Pero aún faltas las caras de sus padre, dice sonriendo.

En el 2015,a un amigo, Ángel “Marro” Aguirre, le comentó sus deseos de venir a Cancún en busca de nuevas oportunidades pero sobre todo de conseguir su sueño. Se comunicó con su entrenador y le dieron el visto bueno.

“Esa noche le dejé en la el dinero que tenía, le llevé de cenar a mi esposa, que estaba en un hospital cuidando a un familiar, y me despedía de ella con un hasta mañana, pero yo agarré para la carretera a pedir aventón, mi destino era Cancún, y tan buena suerte que tuve que solo tres raids pedí y todos los choferes se portaron buena onda conmigo, me invitaron de comer, yo les checaba su llantas y les apoyaba en lo que podía”.

Llegó a Cancún con 200 pesos en la bolsa, y lo primero que hizo fue hablarle a su esposa y familiares que estaba en este polo turístico y afirma “estaba destinado a seguir en el boxeo y Dios quiso que yo estuviera aquí y pues aquí estamos, picando piedra, sé que no es nada fácil esto, pero estoy seguro que voy a lograrlo”. Trabaja en aires acondicionados, chambeando duro porque “hay que trabajar para subsistir, por mientras, yo digo que como dice el entrenador, hay que seguir trabajando.
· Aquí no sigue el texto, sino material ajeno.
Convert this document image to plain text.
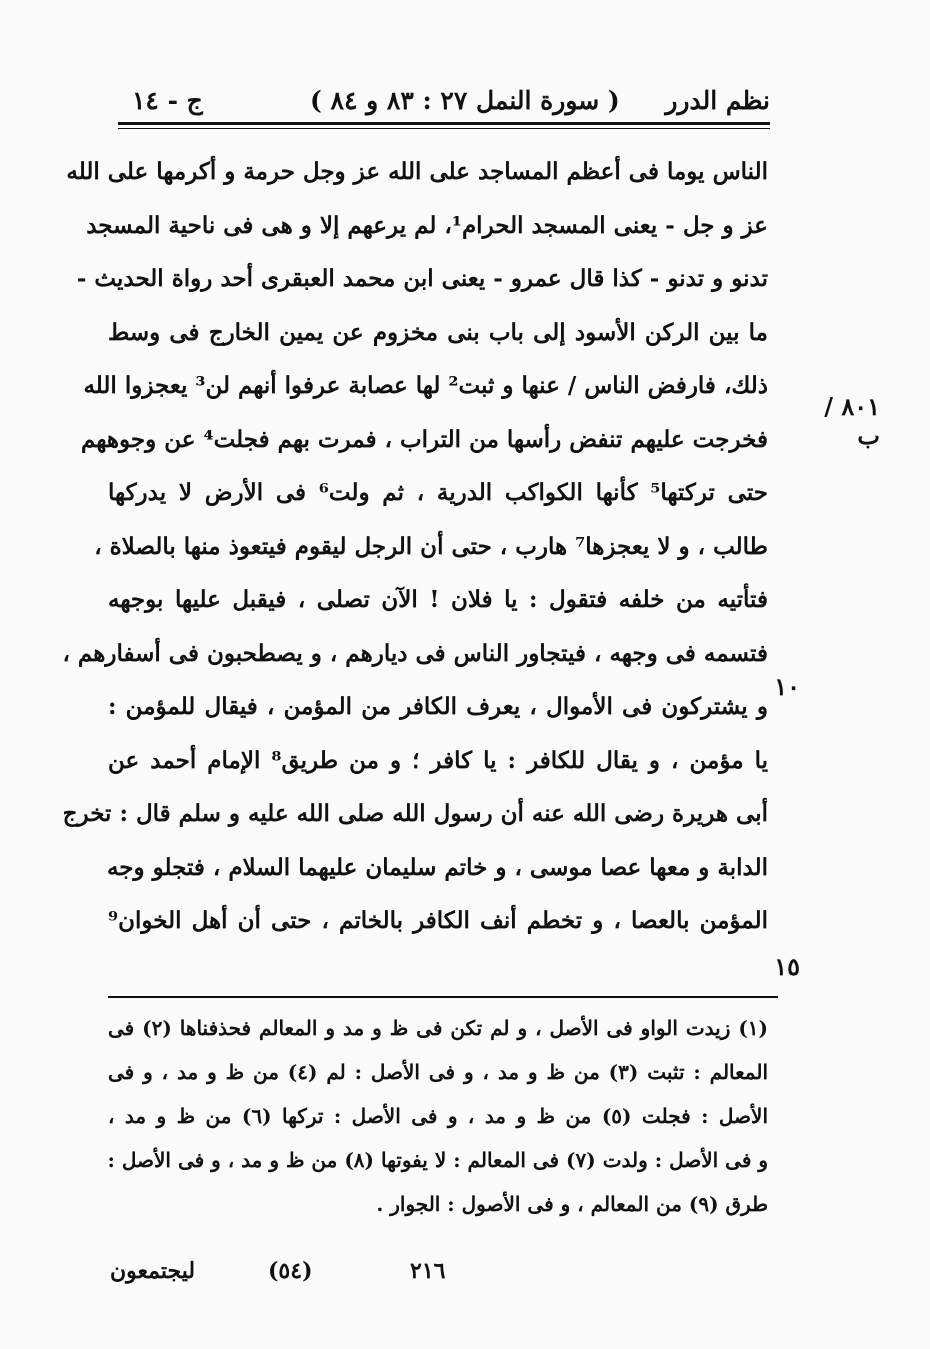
نظم الدرر
( سورة النمل ٢٧ : ٨٣ و ٨٤ )
ج - ١٤
الناس يوما فى أعظم المساجد على الله عز وجل حرمة و أكرمها على الله
عز و جل - يعنى المسجد الحرام¹، لم يرعهم إلا و هى فى ناحية المسجد
تدنو و تدنو - كذا قال عمرو - يعنى ابن محمد العبقرى أحد رواة الحديث -
ما بين الركن الأسود إلى باب بنى مخزوم عن يمين الخارج فى وسط
ذلك، فارفض الناس / عنها و ثبت² لها عصابة عرفوا أنهم لن³ يعجزوا الله
فخرجت عليهم تنفض رأسها من التراب ، فمرت بهم فجلت⁴ عن وجوههم
حتى تركتها⁵ كأنها الكواكب الدرية ، ثم ولت⁶ فى الأرض لا يدركها
طالب ، و لا يعجزها⁷ هارب ، حتى أن الرجل ليقوم فيتعوذ منها بالصلاة ،
فتأتيه من خلفه فتقول : يا فلان ! الآن تصلى ، فيقبل عليها بوجهه
فتسمه فى وجهه ، فيتجاور الناس فى ديارهم ، و يصطحبون فى أسفارهم ،
و يشتركون فى الأموال ، يعرف الكافر من المؤمن ، فيقال للمؤمن :
يا مؤمن ، و يقال للكافر : يا كافر ؛ و من طريق⁸ الإمام أحمد عن
أبى هريرة رضى الله عنه أن رسول الله صلى الله عليه و سلم قال : تخرج
الدابة و معها عصا موسى ، و خاتم سليمان عليهما السلام ، فتجلو وجه
المؤمن بالعصا ، و تخطم أنف الكافر بالخاتم ، حتى أن أهل الخوان⁹
٨٠١ / ب
١٠
١٥
(١) زيدت الواو فى الأصل ، و لم تكن فى ظ و مد و المعالم فحذفناها (٢) فى
المعالم : تثبت (٣) من ظ و مد ، و فى الأصل : لم (٤) من ظ و مد ، و فى
الأصل : فجلت (٥) من ظ و مد ، و فى الأصل : تركها (٦) من ظ و مد ،
و فى الأصل : ولدت (٧) فى المعالم : لا يفوتها (٨) من ظ و مد ، و فى الأصل :
طرق (٩) من المعالم ، و فى الأصول : الجوار .
ليجتمعون	(٥٤)	٢١٦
Si Dios nos diera la oportunidad de ser campeón mundial y eso nos trae dinero, yo creo que si no sabes aprovechar el dinero y eres muy mano larga, pues no vas a saber utilizarlo”.

Su esposa lo apoya porque sabe que puede ser campeón mundial, aunque ahora se arrepiente, por eso “Chino” Chablé en ocasiones ha pasado por su mente regresar con su familia, pues es muy difícil vivir lejos de ellas, pero se aferra a su sueño y sabe que lo hace por amor. En facebook se leen su textos y se comprende esa tristeza en su rostro. “Te amo más que nunca, sé que esto es difícil para ti, ya que soy aferrado y me aferró a mi mundo, por mi ambición he pasado a perjudicarte a ti y a mi bebé,pero las amo más que nada en el mundo, esto lo hago por ustedes, pero pronto estaremos los tres juntos, como la familia que somos, las amo mis amores”.

Pero sabe que son flaquezas que se tienen en la vida, y de las derrotas en el cuadrilátero no le gustan nadita pero que son valiosas lecciones y aprende de los errores para poder triunfar en el futuro. “De lo bueno y malo siempre se aprende algo”, pero sobre el ring “Chino” Chablé siempre será un guerrero.